Risparmiatori truffati in un comune del Trapanese, scatta il sequestro per un'ex direttrice di Poste Italiane

Le indagini condotte dalla guardia di finanza

Redazione Prima Pagina Golfo
Redazione Prima Pagina Golfo
17 Febbraio 2026 09:37
Risparmiatori truffati in un comune del Trapanese, scatta il sequestro per un'ex direttrice di Poste Italiane

Avrebbe sottratto un ingente somma, quantificata in circa 800 mila euro, a ignari risparmiatori, grazie anche all’ausilio di alcune persone vicine. Si tratta di un’ex direttrice di Poste Italiane, peraltro già licenziata in fase di indagini preliminari per giusta causa, nei cui confronti i finanzieri del comando provinciale di Trapani hanno eseguito un’ordinanza di applicazione di misura cautelare reale emessa dal giudice per le indagini preliminari. Si tratta di un sequestro preventivo “per equivalente” di risorse finanziarie, beni immobili e mobili nella disponibilità dell’ex direttrice, ma anche di altri indagati (un commerciante e altre persone), a vario titolo, per i reati di associazione per delinquere, truffa, peculato, riciclaggio e autoriciclaggio.

Il provvedimento è scattato a conclusione di complesse e articolate indagini di polizia giudiziaria, sviluppate, sotto la costante direzione della Procura trapanese, dagli investigatori specializzati del nucleo di polizia economico-finanziaria.
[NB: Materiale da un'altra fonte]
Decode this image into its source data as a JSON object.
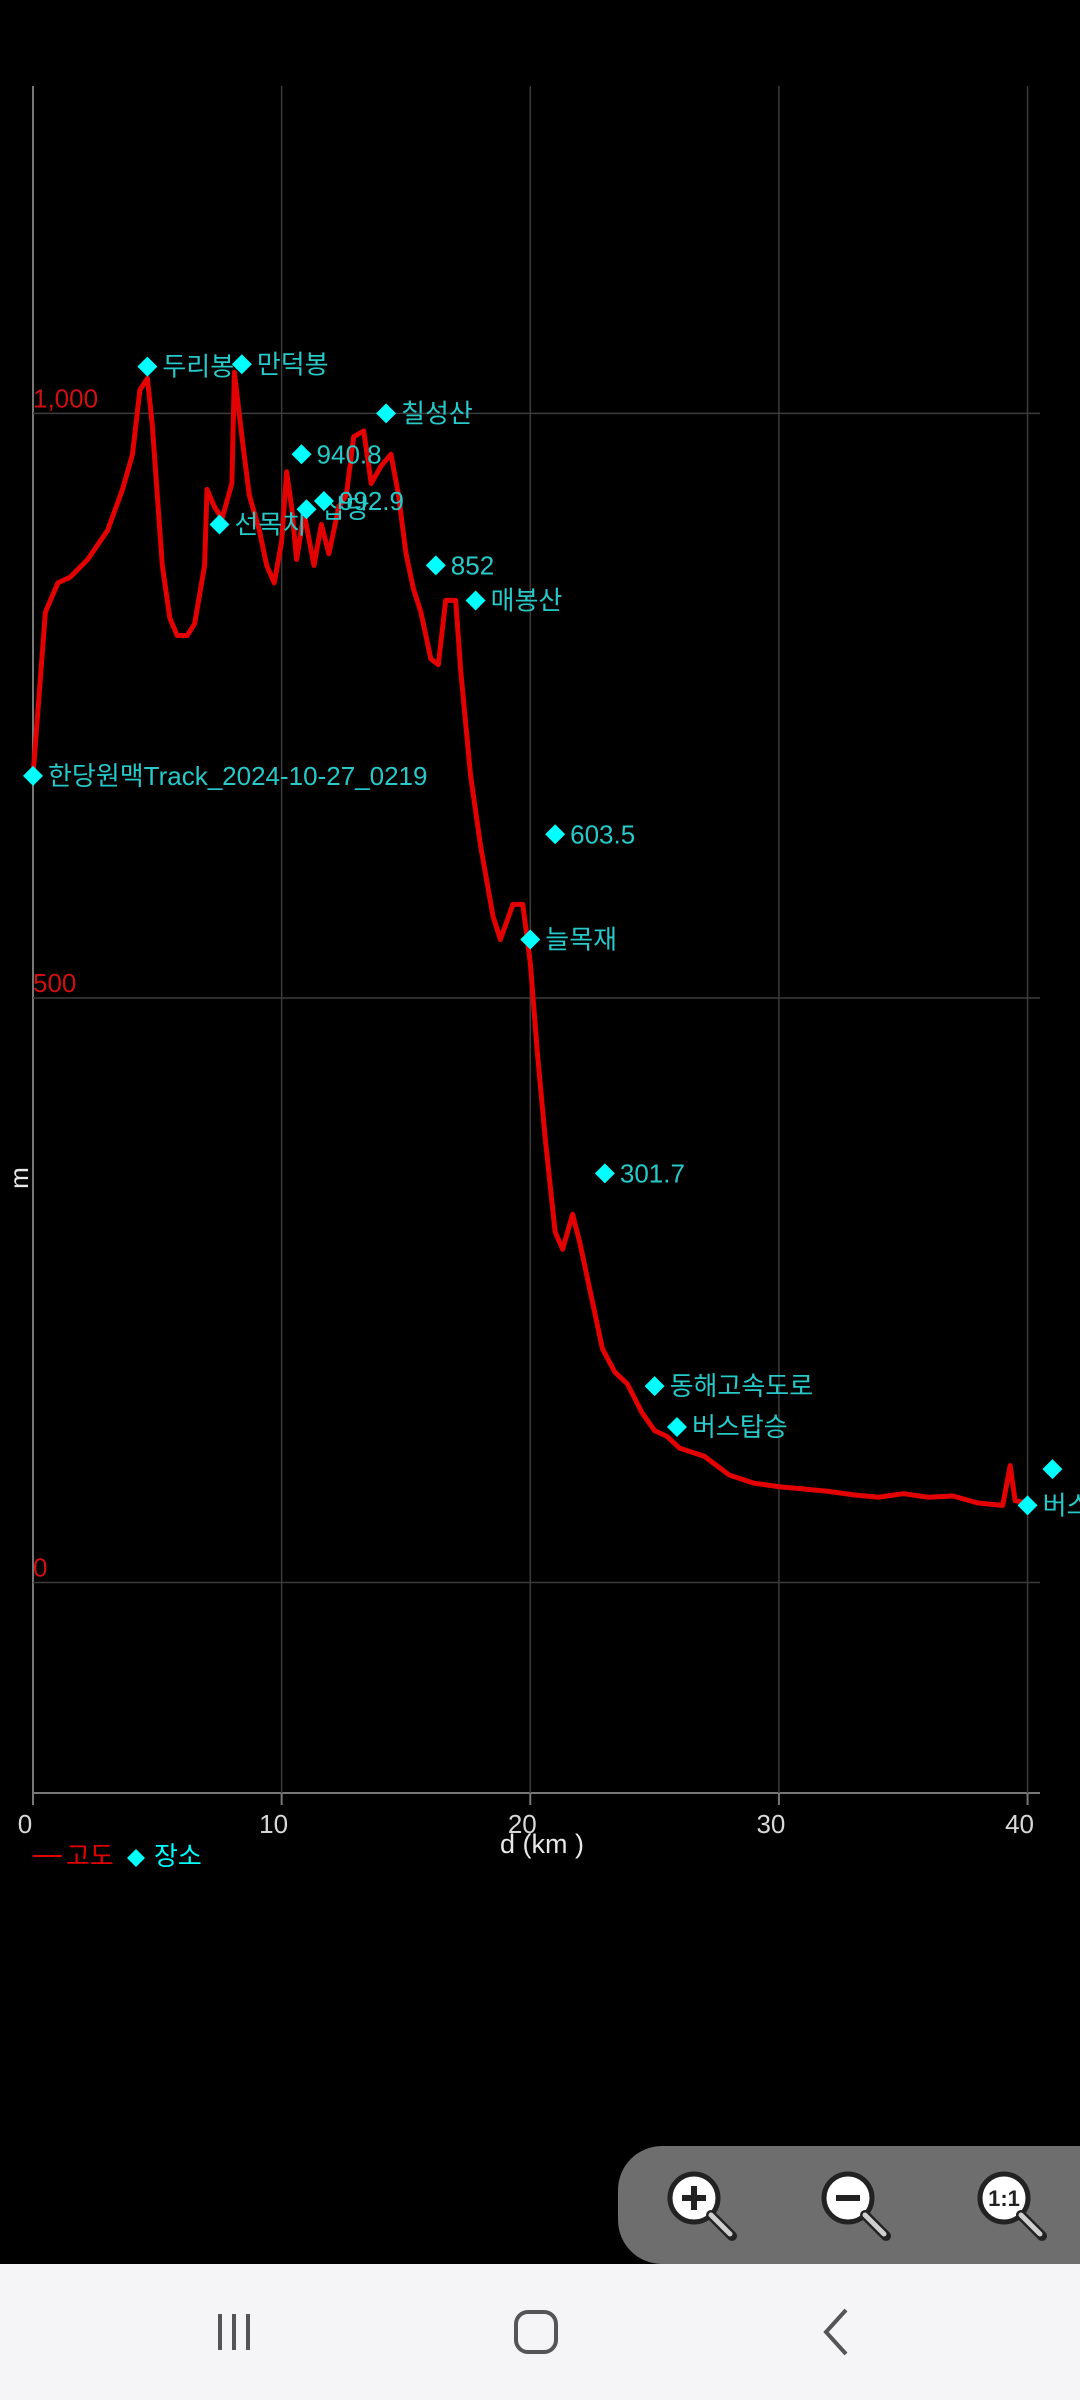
{
  "chart_data": {
    "type": "line",
    "x_label": "d (km )",
    "y_label": "m",
    "xlim": [
      0,
      40.5
    ],
    "ylim": [
      -180,
      1280
    ],
    "x_ticks": [
      "0",
      "10",
      "20",
      "30",
      "40"
    ],
    "y_ticks": [
      "0",
      "500",
      "1,000"
    ],
    "legend": [
      {
        "label": "고도",
        "color": "#e30000"
      },
      {
        "label": "장소",
        "color": "#00ffff"
      }
    ],
    "series": [
      {
        "name": "고도",
        "color": "#e30000",
        "points": [
          [
            0,
            690
          ],
          [
            0.5,
            830
          ],
          [
            1.0,
            855
          ],
          [
            1.5,
            860
          ],
          [
            2.2,
            875
          ],
          [
            3.0,
            900
          ],
          [
            3.6,
            935
          ],
          [
            4.0,
            965
          ],
          [
            4.3,
            1020
          ],
          [
            4.6,
            1030
          ],
          [
            4.8,
            990
          ],
          [
            5.2,
            870
          ],
          [
            5.5,
            825
          ],
          [
            5.8,
            810
          ],
          [
            6.2,
            810
          ],
          [
            6.5,
            820
          ],
          [
            6.9,
            870
          ],
          [
            7.0,
            935
          ],
          [
            7.3,
            920
          ],
          [
            7.6,
            910
          ],
          [
            8.0,
            940
          ],
          [
            8.1,
            1035
          ],
          [
            8.4,
            980
          ],
          [
            8.7,
            930
          ],
          [
            9.1,
            900
          ],
          [
            9.4,
            870
          ],
          [
            9.7,
            855
          ],
          [
            10.0,
            890
          ],
          [
            10.2,
            950
          ],
          [
            10.4,
            920
          ],
          [
            10.6,
            875
          ],
          [
            10.9,
            915
          ],
          [
            11.3,
            870
          ],
          [
            11.6,
            905
          ],
          [
            11.9,
            880
          ],
          [
            12.3,
            920
          ],
          [
            12.6,
            930
          ],
          [
            12.9,
            980
          ],
          [
            13.3,
            985
          ],
          [
            13.6,
            940
          ],
          [
            14.0,
            955
          ],
          [
            14.4,
            965
          ],
          [
            14.7,
            930
          ],
          [
            15.0,
            880
          ],
          [
            15.3,
            850
          ],
          [
            15.6,
            830
          ],
          [
            16.0,
            790
          ],
          [
            16.3,
            785
          ],
          [
            16.6,
            840
          ],
          [
            17.0,
            840
          ],
          [
            17.2,
            780
          ],
          [
            17.6,
            690
          ],
          [
            18.0,
            630
          ],
          [
            18.5,
            570
          ],
          [
            18.8,
            550
          ],
          [
            19.3,
            580
          ],
          [
            19.7,
            580
          ],
          [
            20.0,
            530
          ],
          [
            20.3,
            450
          ],
          [
            20.6,
            380
          ],
          [
            21.0,
            300
          ],
          [
            21.3,
            285
          ],
          [
            21.7,
            315
          ],
          [
            22.0,
            290
          ],
          [
            22.4,
            250
          ],
          [
            22.9,
            200
          ],
          [
            23.4,
            180
          ],
          [
            23.9,
            170
          ],
          [
            24.5,
            145
          ],
          [
            25.0,
            130
          ],
          [
            25.5,
            125
          ],
          [
            26.0,
            115
          ],
          [
            27.0,
            108
          ],
          [
            28.0,
            92
          ],
          [
            29.0,
            85
          ],
          [
            30.0,
            82
          ],
          [
            31.0,
            80
          ],
          [
            32.0,
            78
          ],
          [
            33.0,
            75
          ],
          [
            34.0,
            73
          ],
          [
            35.0,
            76
          ],
          [
            36.0,
            73
          ],
          [
            37.0,
            74
          ],
          [
            38.0,
            68
          ],
          [
            39.0,
            66
          ],
          [
            39.3,
            100
          ],
          [
            39.5,
            70
          ],
          [
            40.0,
            68
          ]
        ]
      }
    ],
    "waypoints": [
      {
        "name": "한당원",
        "label": "한당원맥Track_2024-10-27_0219",
        "x": 0,
        "y": 690
      },
      {
        "name": "두리봉",
        "label": "두리봉",
        "x": 4.6,
        "y": 1040
      },
      {
        "name": "만덕봉",
        "label": "만덕봉",
        "x": 8.4,
        "y": 1042
      },
      {
        "name": "선목치",
        "label": "선목치",
        "x": 7.5,
        "y": 905
      },
      {
        "name": "940.8",
        "label": "940.8",
        "x": 10.8,
        "y": 965
      },
      {
        "name": "삽당",
        "label": "삽당",
        "x": 11.0,
        "y": 918
      },
      {
        "name": "992.9",
        "label": "992.9",
        "x": 11.7,
        "y": 925
      },
      {
        "name": "칠성산",
        "label": "칠성산",
        "x": 14.2,
        "y": 1000
      },
      {
        "name": "852",
        "label": "852",
        "x": 16.2,
        "y": 870
      },
      {
        "name": "매봉산",
        "label": "매봉산",
        "x": 17.8,
        "y": 840
      },
      {
        "name": "603.5",
        "label": "603.5",
        "x": 21.0,
        "y": 640
      },
      {
        "name": "늘목재",
        "label": "늘목재",
        "x": 20.0,
        "y": 550
      },
      {
        "name": "301.7",
        "label": "301.7",
        "x": 23.0,
        "y": 350
      },
      {
        "name": "동해고속도로",
        "label": "동해고속도로",
        "x": 25.0,
        "y": 168
      },
      {
        "name": "버스탑승",
        "label": "버스탑승",
        "x": 25.9,
        "y": 133
      },
      {
        "name": "버스",
        "label": "버스",
        "x": 40.0,
        "y": 66
      },
      {
        "name": "end",
        "label": "",
        "x": 41.0,
        "y": 97
      }
    ]
  },
  "zoom_controls": [
    {
      "name": "zoom-in",
      "icon": "zoom-in-icon"
    },
    {
      "name": "zoom-out",
      "icon": "zoom-out-icon"
    },
    {
      "name": "zoom-reset",
      "icon": "zoom-1to1-icon"
    }
  ],
  "nav_buttons": [
    "recent-apps-icon",
    "home-icon",
    "back-icon"
  ]
}
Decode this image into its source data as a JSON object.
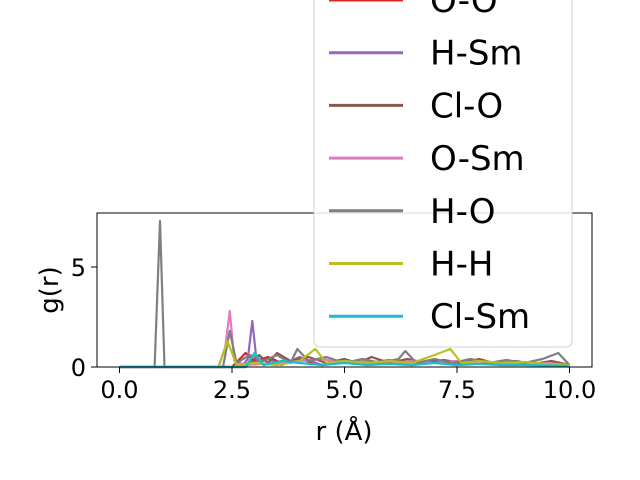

A innescare le indagini è stata la denuncia sporta da un anziano risparmiatore dopo aver rilevato un ammanco sul proprio libretto postale. Gli approfondimenti investigativi hanno così consentito, in una prima fase, di rilevare consistenti anomali prelievi di contante dai rapporti postali di cui era titolare il risparmiatore presso la filiale diretta dalla donna in una comune del Trapanese, tutti avvenuti in correlazione temporale con operazioni di disinvestimento di titoli e di reinvestimento effettuate presso l’ufficio.

Successivamente, sono stati acquisiti vari elementi indiziari come analoghi, ripetuti e consistenti prelievi di contanti anche sui conti correnti o libretti di deposito di altri ignari risparmiatori, perlopiù persone anziane o in stato di difficoltà, poco avvezzi a controllare i propri conti, i quali avevano smobilizzato per contanti buoni fruttiferi postali, anche di cifre significative, convinti dalla direttrice postale a sottoscriverne di nuovi a tassi di interesse più vantaggiosi e ricevendo dalla stessa degli ingannevoli moduli di richiesta di emissione di buoni postali fruttiferi, debitamente compilati e sottoscritti ma in realtà non rappresentativi dei titoli in cui ritenevano di avere investito o reinvestito i propri risparmi.

L’analisi dei flussi finanziari ha consentito di accertare come tali somme fossero state reimpiegate in gran parte per spese voluttuarie, ma anche per finanziare un’attività economica, gestita sempre dall’ex direttrice, e per pagare a mezzo bonifico fatture concernenti interventi edilizi di manutenzione straordinaria eseguiti su alcuni immobili di proprietà di alcuni degli indagati e in relazione ai quali avevano usufruito del “bonus facciate” e del cosiddetto “superbonus 110%”.

Gli 800 mila euro sono stati restituiti ai risparmiatori truffati.